On the road at the end of the world. We’re talking about Chilean route RN9 through southern Patagonia. From Torres del Paine National Park down to Tierra del Fuego. The route is actually known as “Fin del Mundo” – the end of the world. Once past the Andes, the yawning, flat terrain stretches from horizon-to-horizon, covered with a thin carpet of hardy vegetation. Another element also characterizes the plains between the Atlantic and the Pacific: the constantly howling wind.

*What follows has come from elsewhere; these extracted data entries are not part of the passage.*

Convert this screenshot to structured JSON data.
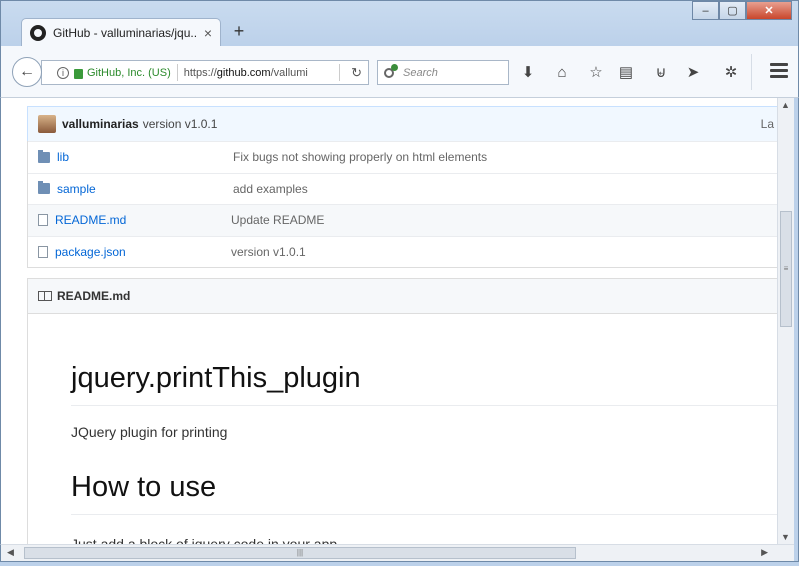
{
  "window": {
    "tab_title": "GitHub - valluminarias/jqu...",
    "tab_close": "×",
    "new_tab": "+",
    "minimize": "–",
    "maximize": "▢",
    "close": "✕"
  },
  "navbar": {
    "back": "←",
    "identity_org": "GitHub, Inc. (US)",
    "url_prefix": "https://",
    "url_host": "github.com",
    "url_path": "/vallumi",
    "reload": "↻",
    "search_placeholder": "Search",
    "icons": [
      "download-icon",
      "home-icon",
      "bookmark-star-icon",
      "reader-view-icon",
      "pocket-icon",
      "send-icon",
      "extension-icon",
      "menu-icon"
    ]
  },
  "commit": {
    "author": "valluminarias",
    "message": "version v1.0.1",
    "latest": "La"
  },
  "files": [
    {
      "type": "folder",
      "name": "lib",
      "message": "Fix bugs not showing properly on html elements"
    },
    {
      "type": "folder",
      "name": "sample",
      "message": "add examples"
    },
    {
      "type": "file",
      "name": "README.md",
      "message": "Update README"
    },
    {
      "type": "file",
      "name": "package.json",
      "message": "version v1.0.1"
    }
  ],
  "readme": {
    "header": "README.md",
    "title": "jquery.printThis_plugin",
    "description": "JQuery plugin for printing",
    "section_title": "How to use",
    "section_text": "Just add a block of jquery code in your app"
  },
  "scrollbars": {
    "grip": "≡",
    "hgrip": "|||",
    "up": "▲",
    "down": "▼",
    "left": "◀",
    "right": "▶"
  }
}
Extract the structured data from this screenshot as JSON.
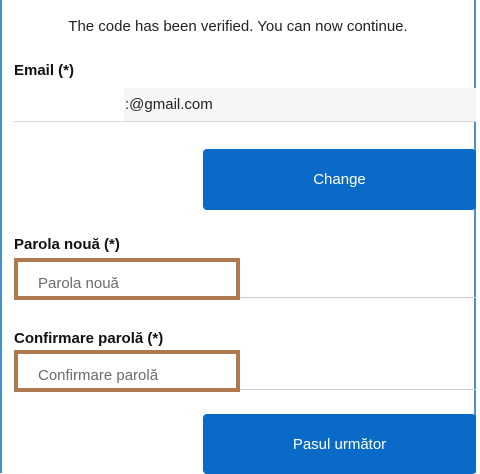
{
  "status": {
    "verified_message": "The code has been verified. You can now continue."
  },
  "email": {
    "label": "Email (*)",
    "value_visible": ":@gmail.com"
  },
  "buttons": {
    "change": "Change",
    "next": "Pasul următor"
  },
  "new_password": {
    "label": "Parola nouă (*)",
    "placeholder": "Parola nouă"
  },
  "confirm_password": {
    "label": "Confirmare parolă (*)",
    "placeholder": "Confirmare parolă"
  },
  "colors": {
    "primary_button": "#0a6ac8",
    "highlight_border": "#b07a50",
    "frame_border": "#4a90c9"
  }
}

  • A few kilometers north of Punta Arenas, the wind becomes a valuable resource. A huge wind turbine spins over the flat tundra landscape with industrial plants crouching in its shadow. An international industrial consortium led by German company Siemens aims to produce sustainable fuels here in Patagonia. Enel, ExxonMobil, the Chilean state company ENAP and Empresas are all part of HIF (Highly Innovative Fuels), the operator of this test facility in Haru Oni, Chile. Porsche has also invested around 100 million euros, holding 12.5% of HIF Global and plans to purchase the fuel synthetically produced in Chile. How does it all work? Why Patagonia? The explanation is simple: the south wind, which never stops, generates many megawatt hours of electricity – many times more than can be harvested from the constantly available wind energy in other parts of the world. This wind energy powers an electrolysis plant in Haru Oni: first, methanol is produced from water and CO2 taken from the atmosphere, and this is then converted into petrol, diesel or kerosene. This is green fuel for airplanes, ships and cars, which will not have to be abandoned as part of a forthcoming restructuring of global mobility to be replaced by new, alternatively powered aircraft or vehicles that gobble up resources. Instead, existing means of transport can continue to operate sustainably and CO2-neutrally until the end of their service life. Naturally this is a carbon-neutral process because although CO2 is produced as these existing combustion engines continue to operate, the same amount was previously taken from the atmosphere to produce the synthetic fuel. A cycle is established.

    The winds of Patagonia foot the bill: without their untiring, almost free contribution, we would lack the key component in the energy-intensive conversion of water and CO2 into synthetic fuel. It is the wind that allows the actually uneconomical model to work.

    Measured in terms of global fuel demand, the amount of e-fuel produced in Chile is negligible, so even if production capacities continue to grow, it will hardly change a thing in the strategic conversion of drive technologies away from gasoline. For the Porsche brand, which has long enjoyed great success in the electric drives business, the e-fuel investment in Patagonia does not represent a handbrake turn back to the age of gasoline. Instead it is a commitment to sustainable management: 65,000 liters of e-fuel will drive the global “Porsche Supercup” racing series from 2023, and in the medium term e-fuels could also keep valuable classic sports cars on the road with zero carbon emissions.

    Meanwhile, HIF Global is planning to expand its current small plant in Chile into something larger. 50 wind turbines with a total output of 320 megawatts should then enable the annual production of up to 550 million liters of e-fuel. When considering the chances of success for this project we should quote Bob Dylan: The answer, my friend, is blowing in the wind.